00:20:34.110 Earlier today, while exploring the beautiful city, an idea sparked where we could run the model on a different image, specifically the Chain Bridge, achieving a 62% accuracy of identifying it as a suspension bridge. Just to give you an idea, the Inception v3 model consists of around a thousand classes. If you give it an image from those classes, it works remarkably well. I encourage everyone to try out the models by taking pictures with their mobile phones and testing them to see the results.

00:21:33.300 Now, let’s talk about TensorBoard! It's an essential tool designed to improve model understanding. TensorBoard visually represents your data, making it easier to track metrics such as model accuracy and compare several models with each other. One of its features allows you to view how certain metrics improve through multiple training iterations, helping you analyze which models perform best.

00:23:04.800 For example, the data flow graph we discussed earlier clarifies the connections between tensors while providing insights into how these connections work together. Additionally, TensorBoard captures quantitative metrics, enabling developers to visualize data and the evolution of their algorithms. All these visual aids serve to make the complexities of machine learning more accessible.

00:24:30.800 Moving on, I want to illustrate how clustering can be understood through visualizations. The MNIST dataset, for instance, interprets handwritten digits using dimensionality reduction techniques. By mapping similar handwritten digits into distinct clusters in a 2D chart, you can usher a different perspective towards classification, pinpointing misclassifications clearly with the help of color-coding.

00:25:20.000 As we reach the end of our discussion on TensorBoard, I’d like to remind you that a simple example will be available on the TensorFlow Ruby webpage, along with detailed tutorials on the official TensorFlow site. Moreover, the TensorFlow Dev Summit featured a complete ten-minute talk dedicated entirely to TensorBoard, accessible through a quick search.

00:26:34.000 I would also like to express my sincere gratitude to the Ruby community for an incredible amount of support during this project. Our GitHub project led to trending discussions on platforms like Reddit, where many developers lent their insights and encouragement. So, if you haven’t used Reddit yet, I highly recommend it—there’s a vibrant developer community that provides helpful resources across various programming topics.

00:28:39.980 Finally, I want to thank everyone for your time and attention.

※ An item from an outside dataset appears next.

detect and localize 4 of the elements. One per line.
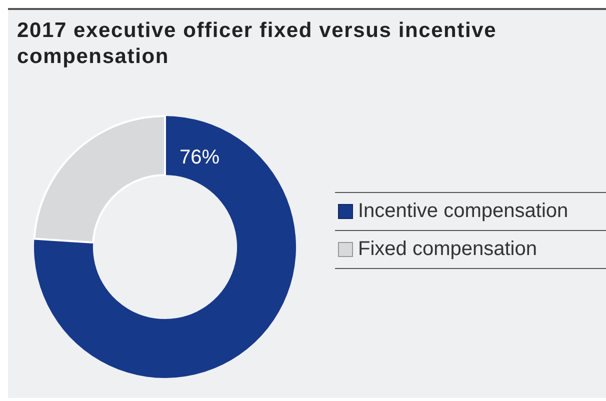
data-label: 76% (180, 146, 220, 168)
legend-label: Incentive compensation (358, 200, 568, 223)
chart-title: 2017 executive officer fixed versus incentive compensation (17, 18, 498, 70)
legend-label: Fixed compensation (358, 238, 537, 261)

I started this project in the summer of 2016, assisted by Somatic IO and mentorship from Jason Toy and Dr. Soon Him Ko from IBM Research Tokyo. Their ongoing support was crucial when obstacles arose—it’s a testament to how valuable the open-source community is! Remember, don’t hesitate to approach more experienced developers when seeking help because you’ll find most are incredibly welcoming and eager to assist. Thank you once again to the Ruby community and Euruko for this opportunity!